Richard Crews
- Community Icons
- Jul 4
- 3 min read
Updated: Jul 7
From Possibility to Leadership

Richard Crews is the kind of leader whose roots stretch across boroughs and deserts, from the bold hum of New York City to the sweeping sky of Phoenix, Arizona. Born in Queens and raised under the Arizona sun, Richard grew up straddling two worlds, one steeped in relentless drive and cultural rhythm, and the other in search of its identity. That duality didn’t just shape his worldview. It became his blueprint.
"New York never leaves you," he says. "That city taught me to think beyond the boundaries of where I stood."
From the start, Richard didn’t chase titles; he chased transformation. There was no singular epiphany, no lightning-bolt moment that told him he was destined to serve. His calling was woven into his DNA, born from the heartbeat of the Black church and the echo of justice work that always felt like home. Raised in the African Methodist Episcopal Church, he found both theology and resistance, a space where liberation was not only preached but also practiced.
"Those two spaces, equity work and the church, were where I could breathe," he says. "They made room for my ideas, and they taught me to challenge what is for what could be."
Even before holding leadership titles, Richard knew impact was his fuel. While working in corporate settings in the early 2000s, he often found himself calling mentors like Calvin Terrell to reimmerse himself in community workshops and equity spaces. He missed the alignment, the urgency, the sacred work of lifting others.
Fatherhood, too, became a pivotal lens through which I viewed the world. With three sons, Jeremiah, Malachi, and Jelani, Richard leads with legacy in mind. "Jeremiah saved my life," he shares. "When he was born, I knew I had to turn my ideas into action."
His children each see the world uniquely, and Richard carries their perspectives into every room he enters. "I ask myself: Am I being the kind of leader I want them to meet someday?"
Today, Richard is the driving force behind Keys to Change and the Foresight Foundation, two powerful platforms that confront the twin crises of homelessness and racialized wealth gaps. His days may start in conversations about shelter policy and end with capital strategies for BIPOC-owned businesses, but his mission stays constant: shifting systems toward equity.

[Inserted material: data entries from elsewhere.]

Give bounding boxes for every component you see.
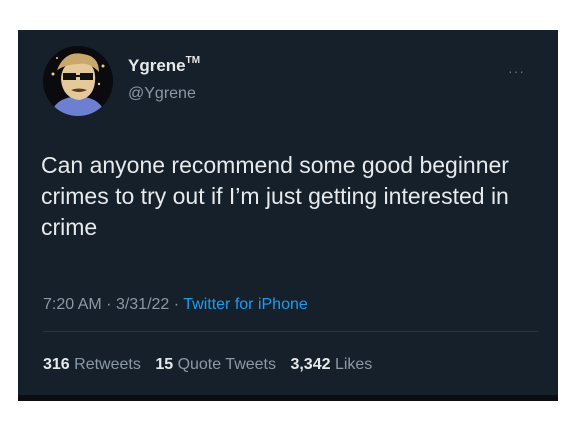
- meta-separator: ·: [173, 296, 180, 313]
- more-options-icon[interactable]: ···: [508, 63, 525, 79]
- likes-label: Likes: [334, 356, 373, 373]
- user-handle[interactable]: @Ygrene: [128, 85, 196, 103]
- retweets-label: Retweets: [74, 356, 141, 373]
- tweet-card: YgreneTM @Ygrene ··· Can anyone recommen…: [18, 30, 558, 401]
- likes-stat[interactable]: 3,342 Likes: [290, 356, 372, 373]
- tweet-metadata: 7:20 AM · 3/31/22 · Twitter for iPhone: [43, 296, 308, 314]
- meta-separator: ·: [106, 296, 112, 313]
- retweets-count: 316: [43, 356, 70, 373]
- avatar-illustration-icon: [43, 46, 113, 116]
- divider: [43, 331, 538, 332]
- quote-tweets-label: Quote Tweets: [177, 356, 276, 373]
- tweet-date[interactable]: 3/31/22: [116, 296, 169, 313]
- tweet-source-link[interactable]: Twitter for iPhone: [183, 296, 308, 313]
- display-name[interactable]: YgreneTM: [128, 55, 201, 76]
- tweet-text: Can anyone recommend some good beginner …: [41, 152, 509, 240]
- trademark-mark: TM: [185, 55, 201, 67]
- avatar[interactable]: [43, 46, 113, 116]
- quote-tweets-stat[interactable]: 15 Quote Tweets: [155, 356, 280, 373]
- tweet-time[interactable]: 7:20 AM: [43, 296, 102, 313]
- retweets-stat[interactable]: 316 Retweets: [43, 356, 145, 373]
- likes-count: 3,342: [290, 356, 331, 373]
- engagement-stats: 316 Retweets 15 Quote Tweets 3,342 Likes: [43, 356, 382, 374]
- quote-tweets-count: 15: [155, 356, 174, 373]
- display-name-text: Ygrene: [128, 56, 186, 75]
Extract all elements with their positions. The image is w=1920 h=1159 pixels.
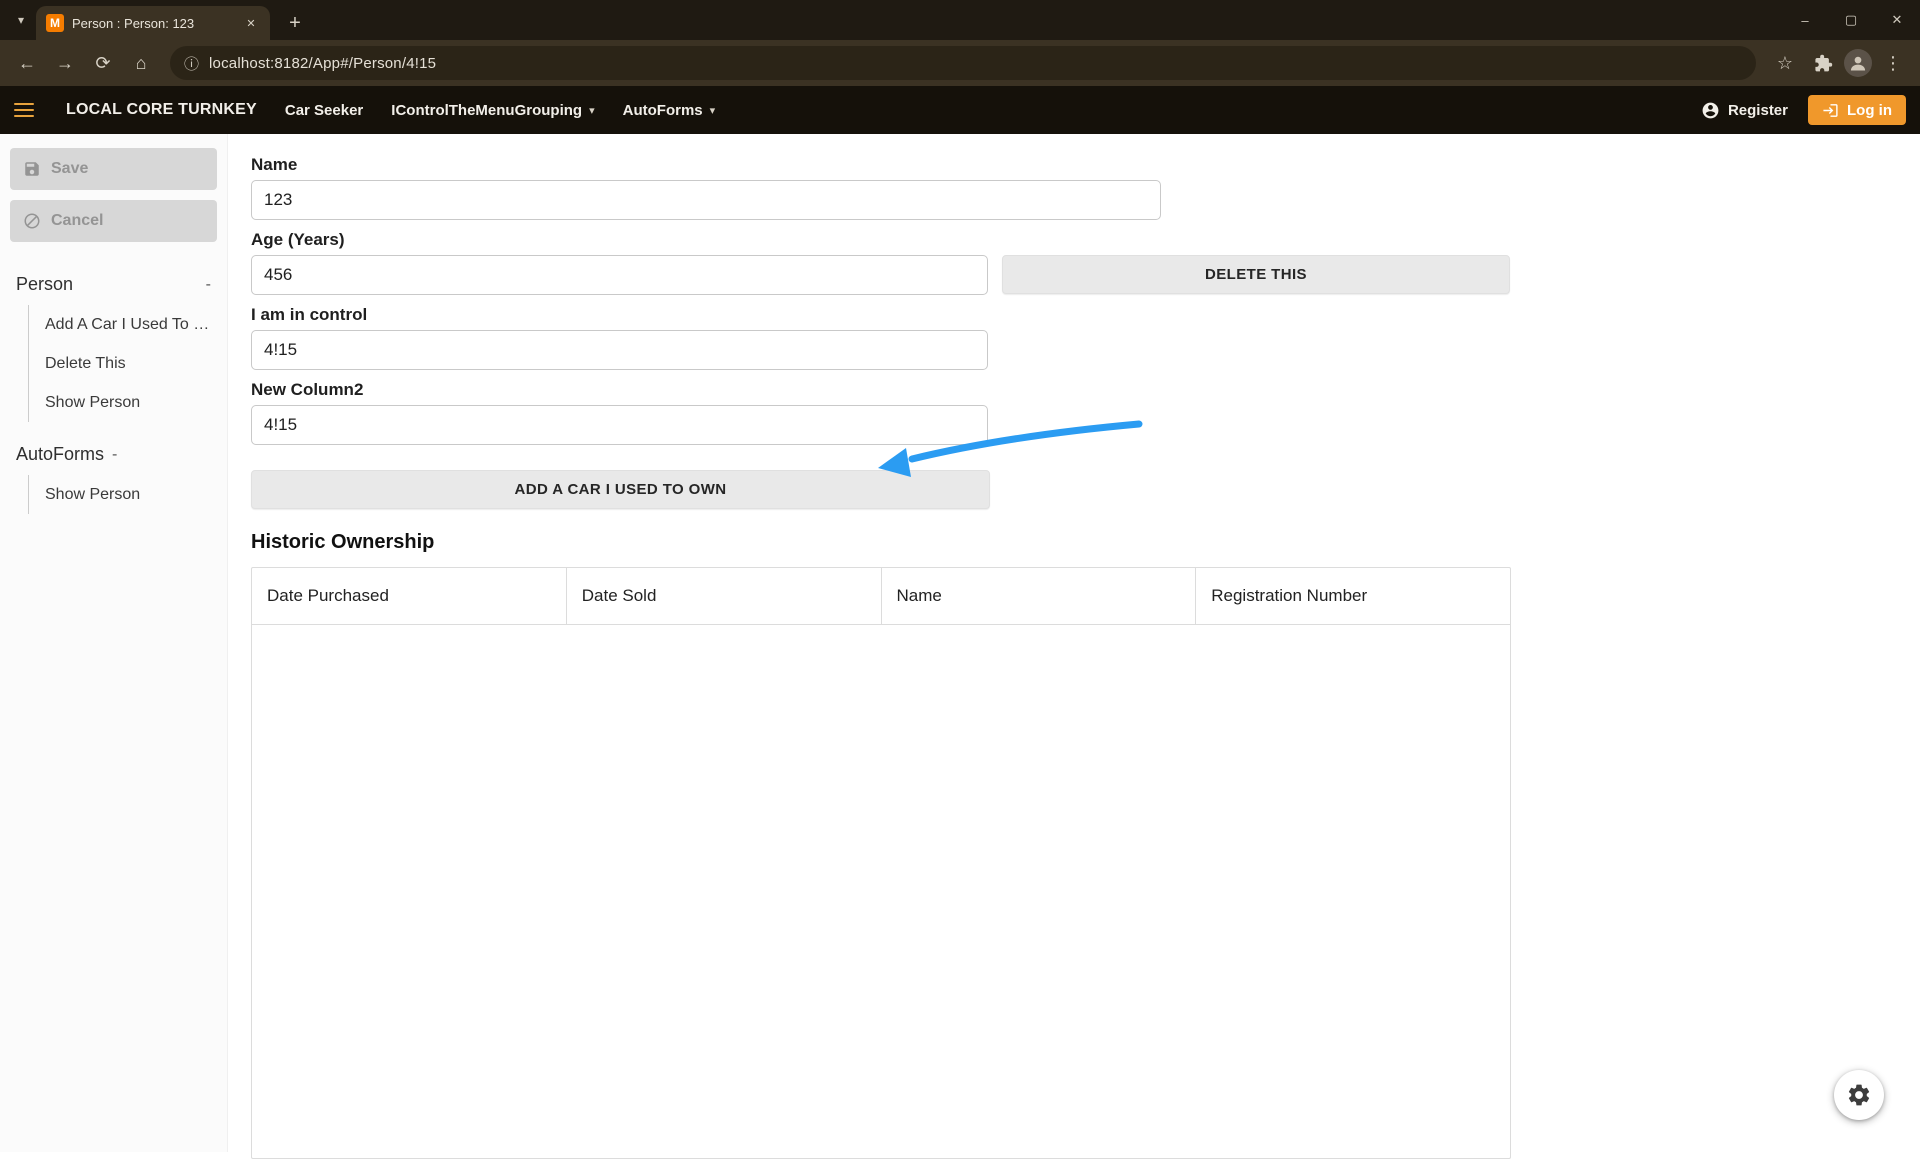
i-am-in-control-label: I am in control xyxy=(251,305,1920,325)
chevron-down-icon: ▾ xyxy=(710,104,716,117)
account-circle-icon xyxy=(1701,101,1720,120)
age-label: Age (Years) xyxy=(251,230,988,250)
new-tab-button[interactable]: + xyxy=(278,6,312,40)
settings-fab-button[interactable] xyxy=(1834,1070,1884,1120)
tab-favicon: M xyxy=(46,14,64,32)
url-text[interactable]: localhost:8182/App#/Person/4!15 xyxy=(209,55,436,72)
nav-item-label: IControlTheMenuGrouping xyxy=(391,102,582,119)
column-header-date-sold[interactable]: Date Sold xyxy=(567,568,882,624)
sidebar-section-person[interactable]: Person - xyxy=(10,252,217,305)
sidebar-autoforms-items: Show Person xyxy=(28,475,217,514)
collapse-indicator: - xyxy=(112,446,117,464)
name-input[interactable] xyxy=(251,180,1161,220)
sidebar: Save Cancel Person - Add A Car I Used To… xyxy=(0,134,228,1152)
field-age: Age (Years) xyxy=(251,230,988,295)
home-button[interactable]: ⌂ xyxy=(124,46,158,80)
tab-search-icon[interactable]: ▾ xyxy=(6,0,36,40)
new-column2-input[interactable] xyxy=(251,405,988,445)
column-header-registration-number[interactable]: Registration Number xyxy=(1196,568,1510,624)
navbar-right: Register Log in xyxy=(1701,95,1906,125)
minimize-button[interactable]: – xyxy=(1782,0,1828,40)
window-controls: – ▢ ✕ xyxy=(1782,0,1920,40)
page-body: Save Cancel Person - Add A Car I Used To… xyxy=(0,134,1920,1152)
field-i-am-in-control: I am in control xyxy=(251,305,1920,370)
profile-avatar[interactable] xyxy=(1844,49,1872,77)
chevron-down-icon: ▾ xyxy=(589,104,595,117)
tab-close-icon[interactable]: ✕ xyxy=(242,14,260,32)
sidebar-item-delete-this[interactable]: Delete This xyxy=(29,344,217,383)
sidebar-section-autoforms[interactable]: AutoForms - xyxy=(10,422,217,475)
sidebar-person-items: Add A Car I Used To Own... Delete This S… xyxy=(28,305,217,422)
age-input[interactable] xyxy=(251,255,988,295)
add-a-car-i-used-to-own-button[interactable]: ADD A CAR I USED TO OWN xyxy=(251,470,990,509)
column-header-name[interactable]: Name xyxy=(882,568,1197,624)
tab-title: Person : Person: 123 xyxy=(72,16,234,31)
delete-this-button[interactable]: DELETE THIS xyxy=(1002,255,1510,294)
sidebar-item-add-a-car[interactable]: Add A Car I Used To Own... xyxy=(29,305,217,344)
hamburger-menu-icon[interactable] xyxy=(14,98,38,122)
historic-ownership-table: Date Purchased Date Sold Name Registrati… xyxy=(251,567,1511,1159)
section-title: AutoForms xyxy=(16,444,104,465)
sidebar-item-show-person-autoforms[interactable]: Show Person xyxy=(29,475,217,514)
new-column2-label: New Column2 xyxy=(251,380,1920,400)
nav-item-icontrolthemenugrouping[interactable]: IControlTheMenuGrouping ▾ xyxy=(391,102,594,119)
login-button[interactable]: Log in xyxy=(1808,95,1906,125)
nav-item-label: Car Seeker xyxy=(285,102,363,119)
table-body-empty xyxy=(252,625,1510,1159)
browser-toolbar: ← → ⟳ ⌂ ⓘ localhost:8182/App#/Person/4!1… xyxy=(0,40,1920,86)
close-button[interactable]: ✕ xyxy=(1874,0,1920,40)
back-button[interactable]: ← xyxy=(10,46,44,80)
historic-ownership-heading: Historic Ownership xyxy=(251,531,1920,554)
puzzle-icon xyxy=(1814,54,1833,73)
table-header-row: Date Purchased Date Sold Name Registrati… xyxy=(252,568,1510,625)
name-label: Name xyxy=(251,155,1920,175)
register-button[interactable]: Register xyxy=(1701,101,1788,120)
field-name: Name xyxy=(251,155,1920,220)
reload-button[interactable]: ⟳ xyxy=(86,46,120,80)
main-content: Name Age (Years) DELETE THIS I am in con… xyxy=(228,134,1920,1152)
cancel-label: Cancel xyxy=(51,212,103,230)
bookmark-star-icon[interactable]: ☆ xyxy=(1768,46,1802,80)
profile-person-icon xyxy=(1848,53,1868,73)
gear-icon xyxy=(1846,1082,1872,1108)
app-brand[interactable]: LOCAL CORE TURNKEY xyxy=(66,101,257,119)
cancel-button[interactable]: Cancel xyxy=(10,200,217,242)
url-bar[interactable]: ⓘ localhost:8182/App#/Person/4!15 xyxy=(170,46,1756,80)
field-row-age: Age (Years) DELETE THIS xyxy=(251,230,1920,295)
nav-item-autoforms[interactable]: AutoForms ▾ xyxy=(623,102,716,119)
forward-button[interactable]: → xyxy=(48,46,82,80)
column-header-date-purchased[interactable]: Date Purchased xyxy=(252,568,567,624)
nav-item-car-seeker[interactable]: Car Seeker xyxy=(285,102,363,119)
app-navbar: LOCAL CORE TURNKEY Car Seeker IControlTh… xyxy=(0,86,1920,134)
browser-tabstrip: ▾ M Person : Person: 123 ✕ + – ▢ ✕ xyxy=(0,0,1920,40)
save-button[interactable]: Save xyxy=(10,148,217,190)
save-label: Save xyxy=(51,160,88,178)
nav-item-label: AutoForms xyxy=(623,102,703,119)
cancel-icon xyxy=(23,212,41,230)
browser-tab[interactable]: M Person : Person: 123 ✕ xyxy=(36,6,270,40)
field-new-column2: New Column2 xyxy=(251,380,1920,445)
i-am-in-control-input[interactable] xyxy=(251,330,988,370)
extensions-icon[interactable] xyxy=(1806,46,1840,80)
collapse-indicator: - xyxy=(206,276,211,294)
login-label: Log in xyxy=(1847,102,1892,119)
login-icon xyxy=(1822,102,1839,119)
maximize-button[interactable]: ▢ xyxy=(1828,0,1874,40)
browser-menu-icon[interactable]: ⋮ xyxy=(1876,46,1910,80)
save-icon xyxy=(23,160,41,178)
site-info-icon[interactable]: ⓘ xyxy=(184,53,199,74)
sidebar-item-show-person[interactable]: Show Person xyxy=(29,383,217,422)
section-title: Person xyxy=(16,274,73,295)
register-label: Register xyxy=(1728,102,1788,119)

Despite national awards and prestigious fellowships, the lesson that humbled him most was simple: he belonged. As a young changemaker without a degree, he once questioned his place among those with impressive credentials. But then he realized: "It's not the letters before or after your name that qualify you, it's the God who made you."
Richard has become a bridge between boardrooms and Blacktop corners. He’s fluent in both the language of the community and the language of institutions. And he uses that fluency to unlock spaces where others can rise.
One of his favorite examples? A long-abandoned lot in South Phoenix was transformed with the help of First Pentecostal Church, MentorKids USA, and Valley Presbyterian. What once sat dormant for 30 years is now a thriving hub, featuring a community garden, playground, and prayer space. "Potential is everywhere," he says. "But transformation happens when we act."
That belief, that solutions are not only possible but necessary, is what sustains him. He rejects the notion that we must settle for incremental change. "The only thing that settles is dust," he says. "In liberation work, the people must rise."
Richard's voice is not just his own. It's a vessel for the unheard. "If you’re silent at the table, then you are the meal," he says. "We owe it to our people to speak up, create access, and make systems answer to the suffering they’ve too often ignored."

And when it comes to the next generation, he doesn’t believe in waiting for them to be handed the torch. He believes in lighting their flame now. "Every movement was driven by youth," he reminds us. "The time is not tomorrow. It’s today."
As he reflects on legacy, Richard doesn't speak in terms of resume lines or personal accolades. He speaks of his sons. Of systems that no longer oppress. Of problems that, one day, no longer exist. He imagines a world where homelessness is rare and brief, not because we dreamed it, but because we built it. Where leadership is no longer gatekept, but grown in the soil of justice.
"I want to be an element in the water," he says, "pouring into people and places until freedom flows like a current."
In every space he enters, Richard Crews brings more than ideas. He brings heat, humility, and hope. He doesn’t just talk about equity. He lives it. And because of that, our communities are not only stronger—they’re rising.